Brief explanation on bipolar manic-depressive disorder

Taken from Overcoming Depression (The Definitive Resource for Patients and Families who live with Depression and Manic-Depression) by Demitri Papolos, MD and Janice Papolos, 3-4.

Mood disorders are the "common cold" of major psychiatric illnesses. Those who have manic-depression will veer from periods of superactivity, manic elation, and grandiose schemes to feeling of despondency, immobility, guilt, and inability to experience pleasure or even think normally. These people who experience these highs and lows have what psychiatrists now call bipolar disorder. Those who suffer recurrent sever depression without the highs are said to have unipolar or nonbipolar major depression. The psychiatric profession groups these mood disturbances under the rubric major affective disorders. At first glance the term "affective" doesn't send the mind traveling, but it's a word philosophers and psychologists have traditionally used for emotion or one's "spirits."

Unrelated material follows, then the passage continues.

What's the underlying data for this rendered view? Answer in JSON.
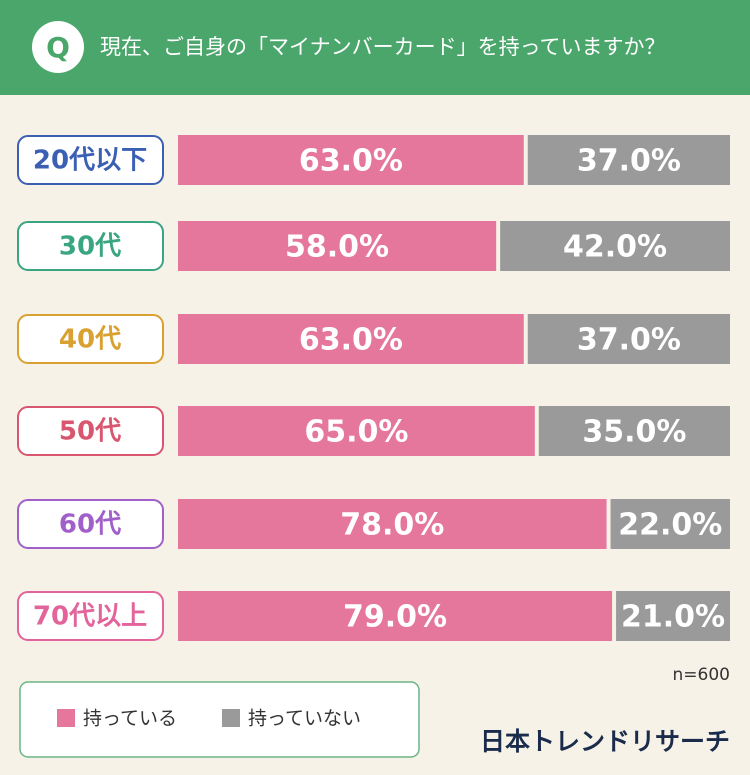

Whatever these disorders are called---affective, manic-depressive illness, recurrent mood disorders, unipolar or bipolar depression---they've been affecting humankind throughout the centuries. Some very familiar individuals figure among the victims: King Saul of the Bible (who needed David's music to soothe his despondendy), Abraham Lincoln, Winston Churchill, and Theodore Roosevelt. The writers and poets Johann Goethe, Honore de Balzac, Leo Tolstoy, Virginia Woolf, Ernest Hemmingway, Robert Lowell, and Anne Sexton suffered mood swings, as did composers George Frederick Handel, Robert Schumann, Hugo Wolf, Hector Berlioz, and Gustav Mahler. These people are well known and respected, so it may be that the illness fuels a certain drive and creativity. However, a study of their lives would also reveal searing anguish, shattered relationships, psychosis, and even suicide.